ようやく、思い知る。自分は、律にも話せないようことをしでかしたのだということを。
プロ意識の高い律は、決して汚れたユイを許してはくれない。
「ごめんね。ずっと、戻ってこれなくて。つらいことがあるならアプリでも……いや、直接話したいことがあるからこうやって来てくれるんだよね」
我慢しようとしていた涙が、零れ落ちる。感情を抑えられなくなるほどには、限界だった。涙をぬぐうユイの姿を、律は神妙な顔で見すえる。その背中に手を添えながら、ブランドのロゴが入るハンカチを差し出した。

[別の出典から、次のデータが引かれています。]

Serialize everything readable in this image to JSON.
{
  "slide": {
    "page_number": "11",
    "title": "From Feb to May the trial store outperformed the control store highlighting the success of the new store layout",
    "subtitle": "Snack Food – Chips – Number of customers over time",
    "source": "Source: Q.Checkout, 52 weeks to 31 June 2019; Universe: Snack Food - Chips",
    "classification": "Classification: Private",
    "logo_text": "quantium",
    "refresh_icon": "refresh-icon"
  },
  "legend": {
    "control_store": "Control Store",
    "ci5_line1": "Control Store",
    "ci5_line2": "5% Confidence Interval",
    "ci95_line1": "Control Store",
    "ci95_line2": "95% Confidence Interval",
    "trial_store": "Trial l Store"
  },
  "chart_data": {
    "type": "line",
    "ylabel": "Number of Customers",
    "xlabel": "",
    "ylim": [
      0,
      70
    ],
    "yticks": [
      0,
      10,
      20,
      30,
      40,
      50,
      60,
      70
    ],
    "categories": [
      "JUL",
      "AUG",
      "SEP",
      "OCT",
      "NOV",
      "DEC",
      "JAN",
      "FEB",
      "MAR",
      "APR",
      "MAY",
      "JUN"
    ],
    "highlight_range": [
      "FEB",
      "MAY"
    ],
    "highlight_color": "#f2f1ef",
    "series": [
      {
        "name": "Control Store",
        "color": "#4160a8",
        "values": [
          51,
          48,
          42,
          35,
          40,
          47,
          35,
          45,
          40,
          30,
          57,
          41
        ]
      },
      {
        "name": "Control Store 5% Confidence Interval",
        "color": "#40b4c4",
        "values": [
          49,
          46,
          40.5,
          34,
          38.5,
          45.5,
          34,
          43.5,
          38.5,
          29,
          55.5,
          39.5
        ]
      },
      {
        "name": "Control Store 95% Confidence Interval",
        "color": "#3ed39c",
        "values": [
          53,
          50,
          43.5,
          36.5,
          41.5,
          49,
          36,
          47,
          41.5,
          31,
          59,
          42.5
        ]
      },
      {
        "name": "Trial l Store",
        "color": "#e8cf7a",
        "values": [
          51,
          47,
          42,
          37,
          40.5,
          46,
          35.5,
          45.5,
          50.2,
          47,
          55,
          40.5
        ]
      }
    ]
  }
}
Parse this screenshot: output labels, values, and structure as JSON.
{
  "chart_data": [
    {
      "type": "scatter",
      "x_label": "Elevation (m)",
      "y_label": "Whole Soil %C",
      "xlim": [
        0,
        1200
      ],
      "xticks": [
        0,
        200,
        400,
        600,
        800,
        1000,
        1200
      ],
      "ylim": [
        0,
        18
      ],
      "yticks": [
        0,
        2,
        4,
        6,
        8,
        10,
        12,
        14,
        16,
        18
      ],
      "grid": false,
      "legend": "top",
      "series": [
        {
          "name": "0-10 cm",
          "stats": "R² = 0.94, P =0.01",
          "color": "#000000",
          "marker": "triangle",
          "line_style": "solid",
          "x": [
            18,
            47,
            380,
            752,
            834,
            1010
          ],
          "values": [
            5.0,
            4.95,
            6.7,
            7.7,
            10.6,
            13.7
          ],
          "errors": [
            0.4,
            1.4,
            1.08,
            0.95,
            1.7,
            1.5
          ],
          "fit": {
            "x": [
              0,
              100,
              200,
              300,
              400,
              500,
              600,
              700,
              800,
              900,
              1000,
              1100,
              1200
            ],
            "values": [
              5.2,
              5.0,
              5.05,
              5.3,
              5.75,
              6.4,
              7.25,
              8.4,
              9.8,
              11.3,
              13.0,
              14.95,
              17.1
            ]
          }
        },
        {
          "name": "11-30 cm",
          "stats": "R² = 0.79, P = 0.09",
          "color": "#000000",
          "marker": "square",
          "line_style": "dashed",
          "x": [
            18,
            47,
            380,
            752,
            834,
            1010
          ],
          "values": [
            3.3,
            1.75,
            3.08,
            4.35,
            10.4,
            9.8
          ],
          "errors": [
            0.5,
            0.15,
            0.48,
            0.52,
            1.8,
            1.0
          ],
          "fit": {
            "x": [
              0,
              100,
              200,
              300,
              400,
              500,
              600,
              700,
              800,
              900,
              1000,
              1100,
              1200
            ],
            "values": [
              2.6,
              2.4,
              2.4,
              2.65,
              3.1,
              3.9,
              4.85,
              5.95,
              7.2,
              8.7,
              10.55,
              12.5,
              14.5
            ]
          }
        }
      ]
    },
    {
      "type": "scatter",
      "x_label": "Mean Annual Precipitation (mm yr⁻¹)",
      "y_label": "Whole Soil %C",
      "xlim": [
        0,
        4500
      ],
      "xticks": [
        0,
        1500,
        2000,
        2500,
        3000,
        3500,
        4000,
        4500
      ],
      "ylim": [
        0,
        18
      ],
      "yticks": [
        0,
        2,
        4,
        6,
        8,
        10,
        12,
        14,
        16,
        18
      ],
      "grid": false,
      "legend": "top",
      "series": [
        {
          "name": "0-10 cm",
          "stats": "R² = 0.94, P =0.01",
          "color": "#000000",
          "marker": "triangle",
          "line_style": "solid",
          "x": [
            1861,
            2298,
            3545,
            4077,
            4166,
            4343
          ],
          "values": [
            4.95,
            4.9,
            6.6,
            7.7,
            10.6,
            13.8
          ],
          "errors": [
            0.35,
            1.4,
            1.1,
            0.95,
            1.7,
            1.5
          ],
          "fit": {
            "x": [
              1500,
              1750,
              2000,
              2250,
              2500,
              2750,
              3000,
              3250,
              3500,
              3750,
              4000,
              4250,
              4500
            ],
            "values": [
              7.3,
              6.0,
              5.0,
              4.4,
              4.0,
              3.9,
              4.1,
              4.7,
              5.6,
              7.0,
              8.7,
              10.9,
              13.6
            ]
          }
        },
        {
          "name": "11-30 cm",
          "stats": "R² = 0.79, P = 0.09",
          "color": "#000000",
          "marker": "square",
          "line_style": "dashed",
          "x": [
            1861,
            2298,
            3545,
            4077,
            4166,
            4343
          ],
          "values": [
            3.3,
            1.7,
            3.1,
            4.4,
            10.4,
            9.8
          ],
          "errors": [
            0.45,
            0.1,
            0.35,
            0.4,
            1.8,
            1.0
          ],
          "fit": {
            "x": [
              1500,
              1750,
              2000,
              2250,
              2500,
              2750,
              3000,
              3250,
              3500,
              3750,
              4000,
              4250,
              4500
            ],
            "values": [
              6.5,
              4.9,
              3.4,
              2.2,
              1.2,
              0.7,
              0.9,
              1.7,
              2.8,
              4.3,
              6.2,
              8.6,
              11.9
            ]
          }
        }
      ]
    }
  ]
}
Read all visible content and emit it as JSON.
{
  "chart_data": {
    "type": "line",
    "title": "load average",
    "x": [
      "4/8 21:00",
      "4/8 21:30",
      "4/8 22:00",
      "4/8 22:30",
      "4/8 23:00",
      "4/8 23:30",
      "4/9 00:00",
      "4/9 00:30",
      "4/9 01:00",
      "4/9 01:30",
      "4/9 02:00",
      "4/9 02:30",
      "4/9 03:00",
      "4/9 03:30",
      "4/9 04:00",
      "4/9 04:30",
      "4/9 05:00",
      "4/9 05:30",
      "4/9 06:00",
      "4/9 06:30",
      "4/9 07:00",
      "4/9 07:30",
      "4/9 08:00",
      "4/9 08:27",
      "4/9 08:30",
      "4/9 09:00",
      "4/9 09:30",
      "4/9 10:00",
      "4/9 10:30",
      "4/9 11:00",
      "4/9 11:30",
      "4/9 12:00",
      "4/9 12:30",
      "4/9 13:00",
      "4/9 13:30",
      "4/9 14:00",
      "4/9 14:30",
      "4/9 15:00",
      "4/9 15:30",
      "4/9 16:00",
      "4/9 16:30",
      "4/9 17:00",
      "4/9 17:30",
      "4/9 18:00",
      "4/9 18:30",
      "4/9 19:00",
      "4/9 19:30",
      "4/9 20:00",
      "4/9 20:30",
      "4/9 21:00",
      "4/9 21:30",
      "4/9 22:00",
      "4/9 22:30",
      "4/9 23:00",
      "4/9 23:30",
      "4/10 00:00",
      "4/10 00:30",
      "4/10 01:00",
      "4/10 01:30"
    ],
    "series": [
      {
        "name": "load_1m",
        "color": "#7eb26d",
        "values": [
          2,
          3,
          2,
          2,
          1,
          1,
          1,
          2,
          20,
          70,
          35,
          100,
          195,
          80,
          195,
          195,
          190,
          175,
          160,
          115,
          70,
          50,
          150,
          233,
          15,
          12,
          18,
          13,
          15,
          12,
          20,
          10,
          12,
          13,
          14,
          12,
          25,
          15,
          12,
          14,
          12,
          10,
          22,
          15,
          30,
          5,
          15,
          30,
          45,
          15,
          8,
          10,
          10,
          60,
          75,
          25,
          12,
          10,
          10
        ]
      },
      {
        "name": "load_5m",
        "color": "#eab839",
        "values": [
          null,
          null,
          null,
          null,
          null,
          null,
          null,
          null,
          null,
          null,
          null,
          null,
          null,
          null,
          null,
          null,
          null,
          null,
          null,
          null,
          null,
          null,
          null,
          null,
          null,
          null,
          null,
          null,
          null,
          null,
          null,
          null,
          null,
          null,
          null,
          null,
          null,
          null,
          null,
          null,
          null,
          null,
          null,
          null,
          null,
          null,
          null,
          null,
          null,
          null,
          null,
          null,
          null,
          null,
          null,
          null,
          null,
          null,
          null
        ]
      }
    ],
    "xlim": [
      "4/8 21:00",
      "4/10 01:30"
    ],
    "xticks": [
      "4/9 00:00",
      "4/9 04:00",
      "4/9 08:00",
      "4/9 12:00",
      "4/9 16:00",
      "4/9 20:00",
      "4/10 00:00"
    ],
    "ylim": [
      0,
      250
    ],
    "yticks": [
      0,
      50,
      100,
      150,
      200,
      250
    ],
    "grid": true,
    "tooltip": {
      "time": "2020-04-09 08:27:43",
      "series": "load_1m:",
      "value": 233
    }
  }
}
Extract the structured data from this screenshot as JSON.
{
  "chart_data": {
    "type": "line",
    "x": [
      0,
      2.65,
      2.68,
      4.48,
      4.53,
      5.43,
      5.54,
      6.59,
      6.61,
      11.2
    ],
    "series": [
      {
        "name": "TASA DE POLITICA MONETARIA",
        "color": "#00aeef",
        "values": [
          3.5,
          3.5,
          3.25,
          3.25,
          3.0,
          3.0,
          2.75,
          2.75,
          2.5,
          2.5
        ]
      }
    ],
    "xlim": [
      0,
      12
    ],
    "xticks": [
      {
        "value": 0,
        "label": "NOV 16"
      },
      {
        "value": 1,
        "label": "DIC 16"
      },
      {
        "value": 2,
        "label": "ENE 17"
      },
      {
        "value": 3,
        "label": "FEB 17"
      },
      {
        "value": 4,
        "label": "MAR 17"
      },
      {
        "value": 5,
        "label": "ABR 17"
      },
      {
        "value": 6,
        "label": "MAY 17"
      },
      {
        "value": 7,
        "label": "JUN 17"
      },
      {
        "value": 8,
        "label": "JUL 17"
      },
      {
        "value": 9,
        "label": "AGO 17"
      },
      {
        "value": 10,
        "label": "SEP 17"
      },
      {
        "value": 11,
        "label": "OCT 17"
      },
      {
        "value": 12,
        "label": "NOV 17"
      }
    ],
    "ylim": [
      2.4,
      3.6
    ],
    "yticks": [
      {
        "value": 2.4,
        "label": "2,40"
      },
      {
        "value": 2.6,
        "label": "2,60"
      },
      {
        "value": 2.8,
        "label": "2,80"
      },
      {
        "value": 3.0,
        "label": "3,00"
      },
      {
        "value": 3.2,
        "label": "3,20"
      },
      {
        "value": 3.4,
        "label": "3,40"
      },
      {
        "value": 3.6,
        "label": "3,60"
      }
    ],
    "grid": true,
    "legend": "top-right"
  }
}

ユイは受け取らず、首を振る。それでも律は、優しく涙を拭きとっていく。
「大丈夫だよ、ユイさん。今日はもう、最後まで一緒にいるからね」
律の優しさが痛くて、ユイの心はますます苦しくなっていく。
結局、最後の最後まで、なにがあったのか話すことはできなかった。どうしても話せなかった。
こんな自分でも、律に失望されたくない。水しか飲まない陳腐な客だと自覚しているからこそ、底辺のごみを見るような目で見られると思うと耐えられなかった。